AWS re:Invent 2025 - Beyond Reactive Scaling: Optimizing Amazon EKS Cost and Performance (COP369)

Beyond Reactive Scaling: Optimizing Amazon EKS Cost and Performance

The Impossible Triangle: Reliability, Performance, and Cost

• As Kubernetes clusters scale, it becomes increasingly difficult to achieve all three of the key objectives: reliability, performance, and cost-efficiency.
• With a small number of pods (e.g. 10), it's easy to manage these three pillars. However, as the cluster scales to thousands of pods, waste and inefficiencies start to emerge.
• The core challenge is that developers often request more resources than their applications actually need, leading to "phantom waste" and node fragmentation.

Fundamental Resource Management Concepts

• Requests and Limits: Requests define the minimum resources required, while Limits set the maximum. Requests are crucial for scheduling, while Limits impact eviction logic.
• Quality of Service (QoS) Classes: Kubernetes has three QoS classes - Best Effort, Burstable, and Guaranteed - which determine eviction priority during resource contention.
• Kubernetes vs. Linux: Kubernetes uses millicores for CPU requests, while Linux uses time slices. This can lead to performance issues when nodes become heavily utilized.
• Cgroups: Linux control groups (cgroups) enforce the resource boundaries defined in the pod spec, using shares, weights, periods, and quotas.
• Scheduler and Kubelet: The Kubernetes scheduler places pods on nodes, while the Kubelet enforces QoS and eviction on each node.

Challenges with Scaling and Optimization

• Example scenario: Four pods, each requesting 1 CPU core. When one pod becomes busy, it can consume the full CPU time of all four cores, leading to performance degradation in production.
• Saturation Threshold: There is a sweet spot where resources are fully utilized without causing performance issues.

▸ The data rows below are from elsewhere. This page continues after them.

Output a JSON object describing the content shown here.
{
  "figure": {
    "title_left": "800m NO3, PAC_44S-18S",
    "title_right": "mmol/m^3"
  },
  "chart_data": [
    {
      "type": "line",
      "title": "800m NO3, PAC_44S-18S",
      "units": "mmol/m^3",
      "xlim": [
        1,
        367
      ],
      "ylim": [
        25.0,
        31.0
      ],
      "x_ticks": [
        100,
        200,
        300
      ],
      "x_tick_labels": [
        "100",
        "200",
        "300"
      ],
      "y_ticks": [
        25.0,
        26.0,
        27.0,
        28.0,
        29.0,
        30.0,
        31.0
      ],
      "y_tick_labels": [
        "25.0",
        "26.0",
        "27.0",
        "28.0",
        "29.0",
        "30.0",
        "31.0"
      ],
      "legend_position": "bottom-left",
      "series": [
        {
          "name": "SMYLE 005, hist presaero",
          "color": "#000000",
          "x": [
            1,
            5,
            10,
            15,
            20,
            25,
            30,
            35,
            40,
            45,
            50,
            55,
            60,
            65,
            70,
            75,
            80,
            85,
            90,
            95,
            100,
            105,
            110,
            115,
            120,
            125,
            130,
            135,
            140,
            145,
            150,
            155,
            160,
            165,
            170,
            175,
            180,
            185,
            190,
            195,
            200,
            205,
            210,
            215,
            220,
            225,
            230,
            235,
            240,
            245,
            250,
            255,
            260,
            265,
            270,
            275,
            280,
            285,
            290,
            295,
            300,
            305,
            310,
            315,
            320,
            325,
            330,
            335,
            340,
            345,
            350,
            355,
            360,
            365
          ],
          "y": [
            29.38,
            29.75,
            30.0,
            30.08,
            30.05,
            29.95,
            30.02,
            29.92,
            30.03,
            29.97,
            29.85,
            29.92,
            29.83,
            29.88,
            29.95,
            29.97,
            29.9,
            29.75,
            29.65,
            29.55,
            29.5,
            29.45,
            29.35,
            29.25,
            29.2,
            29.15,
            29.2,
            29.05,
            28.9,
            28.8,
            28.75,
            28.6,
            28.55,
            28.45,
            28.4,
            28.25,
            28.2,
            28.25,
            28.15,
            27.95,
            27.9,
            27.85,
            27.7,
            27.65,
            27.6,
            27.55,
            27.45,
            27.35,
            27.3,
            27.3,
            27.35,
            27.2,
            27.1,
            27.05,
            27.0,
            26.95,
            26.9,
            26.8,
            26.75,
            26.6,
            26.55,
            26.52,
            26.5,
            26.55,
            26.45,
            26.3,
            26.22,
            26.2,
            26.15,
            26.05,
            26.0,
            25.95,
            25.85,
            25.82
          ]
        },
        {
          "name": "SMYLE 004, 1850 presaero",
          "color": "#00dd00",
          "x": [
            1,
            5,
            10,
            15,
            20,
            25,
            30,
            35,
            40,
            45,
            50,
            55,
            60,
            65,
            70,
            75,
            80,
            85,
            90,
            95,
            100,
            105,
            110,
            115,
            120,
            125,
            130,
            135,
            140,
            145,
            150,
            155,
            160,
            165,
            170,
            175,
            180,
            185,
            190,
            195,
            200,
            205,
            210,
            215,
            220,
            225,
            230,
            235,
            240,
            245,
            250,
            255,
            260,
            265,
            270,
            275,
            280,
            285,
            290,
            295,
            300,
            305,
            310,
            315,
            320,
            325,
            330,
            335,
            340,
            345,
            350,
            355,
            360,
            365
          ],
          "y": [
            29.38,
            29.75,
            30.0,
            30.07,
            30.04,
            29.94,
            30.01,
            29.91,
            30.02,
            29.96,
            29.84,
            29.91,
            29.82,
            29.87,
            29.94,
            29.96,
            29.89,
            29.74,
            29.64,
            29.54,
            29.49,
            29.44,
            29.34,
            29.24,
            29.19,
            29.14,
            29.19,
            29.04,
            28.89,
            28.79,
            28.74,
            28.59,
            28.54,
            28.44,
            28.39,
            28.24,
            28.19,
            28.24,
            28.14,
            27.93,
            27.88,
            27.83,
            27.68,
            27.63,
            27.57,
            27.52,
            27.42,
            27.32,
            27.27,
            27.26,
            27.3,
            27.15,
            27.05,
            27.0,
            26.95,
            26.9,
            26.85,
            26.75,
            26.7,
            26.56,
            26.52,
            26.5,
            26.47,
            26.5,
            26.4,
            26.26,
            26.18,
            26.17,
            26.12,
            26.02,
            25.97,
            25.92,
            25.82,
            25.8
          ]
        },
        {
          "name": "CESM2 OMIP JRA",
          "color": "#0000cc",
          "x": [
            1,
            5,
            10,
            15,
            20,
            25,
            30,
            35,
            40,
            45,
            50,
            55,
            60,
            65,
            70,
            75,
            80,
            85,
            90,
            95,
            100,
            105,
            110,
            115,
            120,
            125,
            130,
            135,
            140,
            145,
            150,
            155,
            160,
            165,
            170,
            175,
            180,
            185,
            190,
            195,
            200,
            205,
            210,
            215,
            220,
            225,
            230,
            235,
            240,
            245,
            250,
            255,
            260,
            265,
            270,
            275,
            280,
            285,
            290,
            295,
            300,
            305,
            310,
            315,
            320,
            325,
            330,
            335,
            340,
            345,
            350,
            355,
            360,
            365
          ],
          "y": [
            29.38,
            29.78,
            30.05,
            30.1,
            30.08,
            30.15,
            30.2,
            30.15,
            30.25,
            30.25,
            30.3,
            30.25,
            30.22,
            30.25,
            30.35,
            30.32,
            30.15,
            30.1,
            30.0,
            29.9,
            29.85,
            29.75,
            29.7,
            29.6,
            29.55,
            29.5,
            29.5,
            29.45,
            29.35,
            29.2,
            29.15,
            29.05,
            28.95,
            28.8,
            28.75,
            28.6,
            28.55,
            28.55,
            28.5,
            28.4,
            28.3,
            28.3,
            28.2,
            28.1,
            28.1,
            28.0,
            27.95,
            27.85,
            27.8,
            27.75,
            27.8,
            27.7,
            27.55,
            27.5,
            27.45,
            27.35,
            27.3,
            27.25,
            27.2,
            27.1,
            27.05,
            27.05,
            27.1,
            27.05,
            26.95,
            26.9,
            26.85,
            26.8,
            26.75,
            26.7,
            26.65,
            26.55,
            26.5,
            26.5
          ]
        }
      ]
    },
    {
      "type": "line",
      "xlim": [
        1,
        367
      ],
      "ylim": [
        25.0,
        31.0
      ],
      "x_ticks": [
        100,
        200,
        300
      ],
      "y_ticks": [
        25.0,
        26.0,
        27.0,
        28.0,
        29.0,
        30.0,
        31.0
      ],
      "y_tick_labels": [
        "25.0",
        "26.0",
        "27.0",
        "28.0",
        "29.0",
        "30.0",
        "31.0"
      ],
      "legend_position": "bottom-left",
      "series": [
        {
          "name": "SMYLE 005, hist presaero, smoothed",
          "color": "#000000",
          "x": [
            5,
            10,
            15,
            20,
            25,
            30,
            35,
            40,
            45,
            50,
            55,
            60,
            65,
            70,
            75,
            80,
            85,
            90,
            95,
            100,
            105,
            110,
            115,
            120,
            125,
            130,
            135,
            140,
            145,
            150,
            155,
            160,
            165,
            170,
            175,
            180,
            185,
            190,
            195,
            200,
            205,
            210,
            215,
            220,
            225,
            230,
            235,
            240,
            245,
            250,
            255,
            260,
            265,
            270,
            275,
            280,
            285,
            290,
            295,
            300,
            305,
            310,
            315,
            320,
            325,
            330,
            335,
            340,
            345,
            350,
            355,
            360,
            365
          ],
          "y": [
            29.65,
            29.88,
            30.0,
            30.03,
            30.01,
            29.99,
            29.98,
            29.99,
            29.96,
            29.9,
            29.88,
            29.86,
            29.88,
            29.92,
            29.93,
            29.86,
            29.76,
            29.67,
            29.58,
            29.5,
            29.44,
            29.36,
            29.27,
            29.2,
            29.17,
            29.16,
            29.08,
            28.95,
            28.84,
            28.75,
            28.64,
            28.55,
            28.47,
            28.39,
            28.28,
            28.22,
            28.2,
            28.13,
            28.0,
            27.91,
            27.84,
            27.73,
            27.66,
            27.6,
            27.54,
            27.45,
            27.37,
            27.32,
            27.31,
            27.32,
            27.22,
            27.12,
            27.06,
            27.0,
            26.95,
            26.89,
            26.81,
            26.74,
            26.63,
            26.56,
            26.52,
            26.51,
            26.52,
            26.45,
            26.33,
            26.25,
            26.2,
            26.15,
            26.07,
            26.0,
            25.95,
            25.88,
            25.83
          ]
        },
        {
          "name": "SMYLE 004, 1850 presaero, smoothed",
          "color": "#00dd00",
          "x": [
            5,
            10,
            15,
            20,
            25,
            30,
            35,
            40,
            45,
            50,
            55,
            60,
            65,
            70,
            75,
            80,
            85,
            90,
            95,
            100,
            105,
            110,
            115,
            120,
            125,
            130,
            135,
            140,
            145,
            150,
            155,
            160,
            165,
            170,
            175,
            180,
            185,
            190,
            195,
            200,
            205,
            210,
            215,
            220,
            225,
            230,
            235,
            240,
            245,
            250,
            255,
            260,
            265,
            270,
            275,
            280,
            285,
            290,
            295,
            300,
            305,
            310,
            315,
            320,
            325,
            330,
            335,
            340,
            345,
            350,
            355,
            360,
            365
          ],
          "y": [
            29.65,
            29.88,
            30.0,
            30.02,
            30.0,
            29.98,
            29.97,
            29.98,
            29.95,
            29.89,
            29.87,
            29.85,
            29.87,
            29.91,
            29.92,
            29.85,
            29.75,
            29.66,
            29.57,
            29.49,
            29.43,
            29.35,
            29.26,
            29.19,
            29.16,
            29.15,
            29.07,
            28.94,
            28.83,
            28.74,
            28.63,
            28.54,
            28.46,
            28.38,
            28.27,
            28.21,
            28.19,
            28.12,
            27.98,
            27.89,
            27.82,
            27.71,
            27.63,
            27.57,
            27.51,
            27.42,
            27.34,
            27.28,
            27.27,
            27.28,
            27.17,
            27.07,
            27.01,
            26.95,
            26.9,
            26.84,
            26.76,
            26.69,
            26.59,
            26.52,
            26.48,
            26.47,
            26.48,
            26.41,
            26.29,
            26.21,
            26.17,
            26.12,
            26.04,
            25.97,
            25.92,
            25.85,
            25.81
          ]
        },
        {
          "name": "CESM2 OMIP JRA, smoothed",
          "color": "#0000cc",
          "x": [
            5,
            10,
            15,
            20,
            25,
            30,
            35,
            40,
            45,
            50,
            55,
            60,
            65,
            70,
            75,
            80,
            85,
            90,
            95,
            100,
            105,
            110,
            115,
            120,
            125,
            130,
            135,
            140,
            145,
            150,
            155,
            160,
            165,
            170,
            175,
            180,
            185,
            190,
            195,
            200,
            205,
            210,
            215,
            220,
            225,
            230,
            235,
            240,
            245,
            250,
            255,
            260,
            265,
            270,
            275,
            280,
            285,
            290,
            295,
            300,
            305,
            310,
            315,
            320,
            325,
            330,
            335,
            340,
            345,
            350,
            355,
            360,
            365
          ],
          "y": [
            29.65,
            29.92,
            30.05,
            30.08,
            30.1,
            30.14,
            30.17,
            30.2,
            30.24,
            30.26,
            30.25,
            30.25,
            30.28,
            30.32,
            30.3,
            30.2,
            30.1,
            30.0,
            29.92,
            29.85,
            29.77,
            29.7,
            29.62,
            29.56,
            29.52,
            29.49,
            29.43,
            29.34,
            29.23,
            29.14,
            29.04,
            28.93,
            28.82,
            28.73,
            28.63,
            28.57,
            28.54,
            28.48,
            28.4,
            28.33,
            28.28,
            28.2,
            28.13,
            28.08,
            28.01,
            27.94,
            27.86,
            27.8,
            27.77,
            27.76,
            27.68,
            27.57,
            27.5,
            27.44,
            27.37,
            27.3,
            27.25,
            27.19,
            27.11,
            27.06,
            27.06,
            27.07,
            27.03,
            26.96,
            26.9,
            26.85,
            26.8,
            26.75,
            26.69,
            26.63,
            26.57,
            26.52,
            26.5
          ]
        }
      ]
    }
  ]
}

Underprovisioning or overprovisioning can both lead to problems.
• Predictability and Consistency: Varying CPU time allocations across environments can make it difficult to achieve consistent performance.
• Limitations of Larger Nodes: Increasing node size can lead to overpacking and higher saturation levels.

Addressing Resource Management Challenges

• Kubernetes 1.33 introduced in-place updates for pod resources, making it easier to adjust settings.
• Pod-level resource constraints can help with sidecar and init containers.
• GPU resource management: Options like Nvidia MIG and MPS allow for GPU time slicing and fractional allocation.

Scaling Dimensions and Conflicts

• Vertical Pod Autoscaler (VPA): Relies on historical data, making it hard to react to sudden changes or bursty workloads.
• Horizontal Pod Autoscaler (HPA): Can scale based on CPU, memory, or custom metrics, but can experience thrashing due to changes in resource requests.
• Node Scaling: Adopting spot instances introduces challenges around maintaining desired pod placement ratios.

Towards a Proactive, Coordinated Approach

• Limitations of Reactive Scaling: HPA and VPA can have race conditions and lead to unnecessary thrashing.
• Need for Predictive Scaling: Anticipating traffic patterns and warming up replicas in advance can improve responsiveness and efficiency.
• Custom Resources and Operators: Provide a way to define and reconcile custom scaling policies across the entire cluster.
• Coordinating Scaling Dimensions: Integrating VPA, HPA, and node scaling into a cohesive, self-healing system is crucial for large-scale Kubernetes deployments.

Scaleops: A Comprehensive Solution

• Scaleops is a platform that addresses the challenges of resource management and scaling in large-scale Kubernetes environments.
• Key capabilities include:
  • Context-aware, workload-specific scaling policies
  • Predictive scaling to anticipate and respond to changes
  • Coordinated management of VPA, HPA, and node scaling
  • Automated healing and reaction to bursts or failures

Conclusion

• Kubernetes resource management at scale requires a comprehensive, coordinated approach that goes beyond reactive scaling.
• Predictive scaling, custom resource management, and integrating multiple scaling dimensions are crucial for achieving reliability, performance, and cost-efficiency.
• Solutions like Scaleops can help enterprises overcome the challenges of complex, large-scale Kubernetes deployments.